The most important thing in true trust is that you can tell the other person, and not tell everything. That you don't have to fear the judgment of others or your own emotions. Because sometimes we are silent not because we are hiding, but because we are still searching for words. And relationships in which there is room for this process are much safer than those in which you have to account for every thought.

There are things we only tell our girlfriends. And this is not because the partner is less important. This is because female friendships have a different energy. It is like a mirror in which we see ourselves without roles. No "lover", no "wife", no responsibilities.
Boyfriends and girlfriends are not competition for relationships. They are a support system that helps us enter our relationship more fully. Because no partner can replace the whole world. And he doesn't have to.
There is a silence that destroys you inside, and there is a silence that protects you.
Silence becomes dangerous when it arises from fear - fear of being misunderstood, rejected, criticized. Then an invisible wall begins to grow between two people. The words remain unspoken, but the distance grows ever greater.
The most important question is not whether you tell everything to the other half. The most important thing is why you are silent.
If silence is safe, it is not a threat to the relationship. If the silence is in fear, it is a signal that more honesty is needed in the relationship.

Trusting another person does not mean telling everything to the smallest detail. Trust is not in the amount of information. Trust is the feeling that the other person is with you. And that the partner does not try to use your vulnerability against you, but supports and is simply there.
Relationships can be very open and insecure at the same time. And there can be relationships in which not everything is spoken, but in which there is a deep peace. Safety comes not from control, but from acceptance. The way you see it - I won't leave you just because you feel differently than I do, I support you.
And it is in this security that true intimacy is born. Not in forced openness, but in the freedom to be yourself.
There are relationships that already have love, genuine care and common goals, but simply lack ease. There is a lack of laughter, shared nonsense, the feeling that we are a team even in everyday little things.
This does not mean that the relationship is wrong. This means that something new can be brought into them. Friendship in a relationship does not arise by itself - it is created. With shared adventures. With non-problem-solving conversations. With a time when you are not partners with responsibilities, but two people who are interesting together.
And sometimes it is fair to admit - maybe the strength of our relationship is not friendship, but stability, loyalty, passion or a deep emotional connection. And that's enough too.

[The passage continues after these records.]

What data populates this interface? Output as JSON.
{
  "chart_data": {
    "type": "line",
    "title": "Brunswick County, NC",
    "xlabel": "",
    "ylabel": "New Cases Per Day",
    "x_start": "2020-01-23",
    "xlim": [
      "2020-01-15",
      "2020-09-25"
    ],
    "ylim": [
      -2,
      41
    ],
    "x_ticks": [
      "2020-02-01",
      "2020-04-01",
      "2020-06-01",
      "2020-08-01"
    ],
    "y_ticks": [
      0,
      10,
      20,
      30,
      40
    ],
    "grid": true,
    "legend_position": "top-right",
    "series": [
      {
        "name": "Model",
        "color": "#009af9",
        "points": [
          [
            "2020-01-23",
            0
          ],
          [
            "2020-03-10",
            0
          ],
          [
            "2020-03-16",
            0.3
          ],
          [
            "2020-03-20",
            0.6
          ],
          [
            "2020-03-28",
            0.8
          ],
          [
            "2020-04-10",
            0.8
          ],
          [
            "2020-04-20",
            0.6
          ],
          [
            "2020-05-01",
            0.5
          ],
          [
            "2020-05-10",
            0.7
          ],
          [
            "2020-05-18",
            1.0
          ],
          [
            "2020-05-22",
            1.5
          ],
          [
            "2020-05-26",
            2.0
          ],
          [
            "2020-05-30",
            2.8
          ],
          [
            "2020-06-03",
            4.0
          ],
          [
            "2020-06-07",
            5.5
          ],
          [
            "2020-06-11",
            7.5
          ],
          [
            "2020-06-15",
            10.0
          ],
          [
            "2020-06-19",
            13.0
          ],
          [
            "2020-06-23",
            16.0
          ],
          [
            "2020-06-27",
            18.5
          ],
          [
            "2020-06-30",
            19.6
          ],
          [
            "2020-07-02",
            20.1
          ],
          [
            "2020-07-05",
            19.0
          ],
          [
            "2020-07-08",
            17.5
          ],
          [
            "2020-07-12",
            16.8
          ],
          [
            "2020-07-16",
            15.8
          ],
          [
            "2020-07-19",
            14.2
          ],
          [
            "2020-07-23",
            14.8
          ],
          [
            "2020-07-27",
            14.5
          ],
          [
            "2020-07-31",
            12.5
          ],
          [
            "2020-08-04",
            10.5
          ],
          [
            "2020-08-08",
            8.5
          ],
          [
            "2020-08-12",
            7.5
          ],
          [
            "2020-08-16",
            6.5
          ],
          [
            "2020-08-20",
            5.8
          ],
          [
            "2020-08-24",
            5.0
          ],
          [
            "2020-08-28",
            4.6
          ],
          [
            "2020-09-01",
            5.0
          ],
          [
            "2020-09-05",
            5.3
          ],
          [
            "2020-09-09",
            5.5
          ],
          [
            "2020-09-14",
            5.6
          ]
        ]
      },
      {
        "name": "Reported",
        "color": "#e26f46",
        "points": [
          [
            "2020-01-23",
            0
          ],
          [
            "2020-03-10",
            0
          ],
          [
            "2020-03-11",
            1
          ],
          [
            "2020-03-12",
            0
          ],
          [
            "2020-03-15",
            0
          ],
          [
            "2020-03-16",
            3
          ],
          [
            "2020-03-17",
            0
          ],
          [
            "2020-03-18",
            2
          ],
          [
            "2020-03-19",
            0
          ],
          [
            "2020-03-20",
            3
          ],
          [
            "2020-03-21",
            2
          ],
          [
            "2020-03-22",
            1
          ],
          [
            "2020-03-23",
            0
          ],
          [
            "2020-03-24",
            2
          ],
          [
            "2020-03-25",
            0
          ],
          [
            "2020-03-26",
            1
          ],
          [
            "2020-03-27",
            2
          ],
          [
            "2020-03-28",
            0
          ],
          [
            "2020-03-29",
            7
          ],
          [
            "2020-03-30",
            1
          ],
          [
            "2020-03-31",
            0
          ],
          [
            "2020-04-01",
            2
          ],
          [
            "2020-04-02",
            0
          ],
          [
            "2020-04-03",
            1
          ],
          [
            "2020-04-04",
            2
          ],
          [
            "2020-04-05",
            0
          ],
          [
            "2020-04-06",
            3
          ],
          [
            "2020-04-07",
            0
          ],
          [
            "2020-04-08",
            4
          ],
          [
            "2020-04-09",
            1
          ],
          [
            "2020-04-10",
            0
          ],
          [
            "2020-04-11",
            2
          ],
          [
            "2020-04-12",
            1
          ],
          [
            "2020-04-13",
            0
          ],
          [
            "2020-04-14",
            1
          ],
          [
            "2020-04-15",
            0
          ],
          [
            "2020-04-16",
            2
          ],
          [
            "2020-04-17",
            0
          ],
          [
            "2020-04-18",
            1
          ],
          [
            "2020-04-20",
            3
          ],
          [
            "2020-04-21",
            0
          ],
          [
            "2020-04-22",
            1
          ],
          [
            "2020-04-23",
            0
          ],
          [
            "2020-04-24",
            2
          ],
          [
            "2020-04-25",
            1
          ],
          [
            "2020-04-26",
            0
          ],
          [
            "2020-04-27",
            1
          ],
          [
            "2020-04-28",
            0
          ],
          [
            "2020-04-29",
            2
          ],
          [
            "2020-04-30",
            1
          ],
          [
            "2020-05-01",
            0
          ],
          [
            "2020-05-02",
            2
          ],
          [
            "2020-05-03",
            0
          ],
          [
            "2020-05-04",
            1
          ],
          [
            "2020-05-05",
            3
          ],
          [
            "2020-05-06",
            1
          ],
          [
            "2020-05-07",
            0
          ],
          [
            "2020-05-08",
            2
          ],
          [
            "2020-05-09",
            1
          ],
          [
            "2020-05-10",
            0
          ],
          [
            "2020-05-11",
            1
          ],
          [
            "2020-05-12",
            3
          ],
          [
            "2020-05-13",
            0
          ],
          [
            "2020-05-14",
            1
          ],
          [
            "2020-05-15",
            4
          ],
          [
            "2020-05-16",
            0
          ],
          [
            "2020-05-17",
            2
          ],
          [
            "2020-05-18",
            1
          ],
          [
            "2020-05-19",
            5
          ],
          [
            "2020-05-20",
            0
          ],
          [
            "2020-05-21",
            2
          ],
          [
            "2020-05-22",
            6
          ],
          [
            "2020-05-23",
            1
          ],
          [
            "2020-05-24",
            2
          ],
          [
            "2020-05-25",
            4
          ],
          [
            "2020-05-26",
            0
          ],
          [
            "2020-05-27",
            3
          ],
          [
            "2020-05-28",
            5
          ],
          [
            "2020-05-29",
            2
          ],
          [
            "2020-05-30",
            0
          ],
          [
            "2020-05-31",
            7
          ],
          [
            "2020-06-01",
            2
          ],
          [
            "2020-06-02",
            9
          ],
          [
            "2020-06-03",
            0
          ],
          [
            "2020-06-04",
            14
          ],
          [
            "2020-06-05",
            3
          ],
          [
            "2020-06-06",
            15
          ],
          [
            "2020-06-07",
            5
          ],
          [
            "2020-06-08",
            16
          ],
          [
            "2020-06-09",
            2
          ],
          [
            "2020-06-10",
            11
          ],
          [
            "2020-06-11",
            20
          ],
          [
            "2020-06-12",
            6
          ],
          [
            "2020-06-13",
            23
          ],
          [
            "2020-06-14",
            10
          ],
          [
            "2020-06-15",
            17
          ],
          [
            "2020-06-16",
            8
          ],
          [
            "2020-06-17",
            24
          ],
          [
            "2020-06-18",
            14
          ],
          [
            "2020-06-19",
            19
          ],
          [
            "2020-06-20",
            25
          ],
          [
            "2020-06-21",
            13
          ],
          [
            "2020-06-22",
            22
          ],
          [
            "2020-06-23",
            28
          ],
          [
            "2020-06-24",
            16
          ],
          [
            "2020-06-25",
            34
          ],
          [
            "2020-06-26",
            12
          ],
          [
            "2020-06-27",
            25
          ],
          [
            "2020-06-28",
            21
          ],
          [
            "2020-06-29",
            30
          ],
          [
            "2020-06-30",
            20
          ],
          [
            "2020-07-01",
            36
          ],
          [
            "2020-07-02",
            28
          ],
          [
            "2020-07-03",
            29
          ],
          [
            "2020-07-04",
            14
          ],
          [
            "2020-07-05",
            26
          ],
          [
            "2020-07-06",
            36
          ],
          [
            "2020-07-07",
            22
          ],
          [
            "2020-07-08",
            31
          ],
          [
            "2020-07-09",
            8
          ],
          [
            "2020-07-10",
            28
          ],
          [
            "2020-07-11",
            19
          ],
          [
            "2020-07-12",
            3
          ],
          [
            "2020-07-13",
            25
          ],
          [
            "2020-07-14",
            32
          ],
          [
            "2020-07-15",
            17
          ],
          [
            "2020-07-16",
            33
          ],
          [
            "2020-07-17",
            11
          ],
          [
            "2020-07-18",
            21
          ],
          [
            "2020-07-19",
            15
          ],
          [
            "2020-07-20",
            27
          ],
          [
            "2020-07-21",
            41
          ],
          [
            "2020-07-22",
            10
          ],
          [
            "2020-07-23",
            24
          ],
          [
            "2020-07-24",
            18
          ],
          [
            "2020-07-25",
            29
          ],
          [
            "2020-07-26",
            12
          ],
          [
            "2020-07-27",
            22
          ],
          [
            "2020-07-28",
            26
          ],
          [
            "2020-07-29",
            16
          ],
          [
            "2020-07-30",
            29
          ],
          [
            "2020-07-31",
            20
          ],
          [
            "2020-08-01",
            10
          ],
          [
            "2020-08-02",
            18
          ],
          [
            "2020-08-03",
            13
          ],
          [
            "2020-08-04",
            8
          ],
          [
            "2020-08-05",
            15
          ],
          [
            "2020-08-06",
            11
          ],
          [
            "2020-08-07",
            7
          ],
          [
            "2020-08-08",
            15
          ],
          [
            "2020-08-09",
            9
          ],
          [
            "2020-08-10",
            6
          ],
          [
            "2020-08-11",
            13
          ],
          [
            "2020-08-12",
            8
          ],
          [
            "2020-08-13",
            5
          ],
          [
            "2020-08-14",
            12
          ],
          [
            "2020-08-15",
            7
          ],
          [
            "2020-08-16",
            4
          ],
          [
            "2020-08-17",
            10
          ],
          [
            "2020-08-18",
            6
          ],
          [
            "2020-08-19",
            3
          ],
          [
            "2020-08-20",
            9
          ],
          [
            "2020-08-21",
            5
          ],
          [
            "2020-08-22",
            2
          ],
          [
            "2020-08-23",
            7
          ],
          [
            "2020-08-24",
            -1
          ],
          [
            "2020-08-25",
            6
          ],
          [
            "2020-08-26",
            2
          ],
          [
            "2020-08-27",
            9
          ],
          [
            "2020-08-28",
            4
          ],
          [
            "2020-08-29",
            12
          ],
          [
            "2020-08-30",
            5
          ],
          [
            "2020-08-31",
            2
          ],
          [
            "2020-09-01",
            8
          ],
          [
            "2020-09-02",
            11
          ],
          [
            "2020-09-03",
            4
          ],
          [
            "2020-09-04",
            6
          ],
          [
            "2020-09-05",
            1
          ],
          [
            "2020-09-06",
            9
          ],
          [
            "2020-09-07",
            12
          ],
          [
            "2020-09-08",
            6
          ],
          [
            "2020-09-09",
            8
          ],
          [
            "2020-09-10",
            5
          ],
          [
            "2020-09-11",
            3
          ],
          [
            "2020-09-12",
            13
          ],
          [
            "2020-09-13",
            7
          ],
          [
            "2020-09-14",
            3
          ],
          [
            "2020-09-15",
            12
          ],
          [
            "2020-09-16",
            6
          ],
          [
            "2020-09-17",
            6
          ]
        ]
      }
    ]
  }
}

Maybe the question was never really about whether your partner is your best friend. Perhaps the most important thing is whether you can be yourself in this relationship. No filters. Without constant adaptation. Without the feeling that something inside has to be silenced to keep the peace.
Can you speak and know that you are not only heard, but also heard? That your words are not perceived as a reproach or a drama, but as an attempt to be closer? Can you be silent and at the same time feel that there is an understanding between you and not a cold distance? Can you be strong in your goals and fragile in your fears without losing the other person's respect?
True intimacy begins where role-playing games end. Where there is no need to be the perfect woman, the always understanding partner or the easy conversation partner. Where you can simply be human - with your doubts, with your dreams, with your variability. Because the depth of a relationship is not measured by the number of hobbies you share or how much you tell each other. It lives in presence. In the peace that comes when you realize - I don't have to pretend to be loved.
And if this feeling exists between you - it's not just friendship or partnership, it's a place to return to. It's home.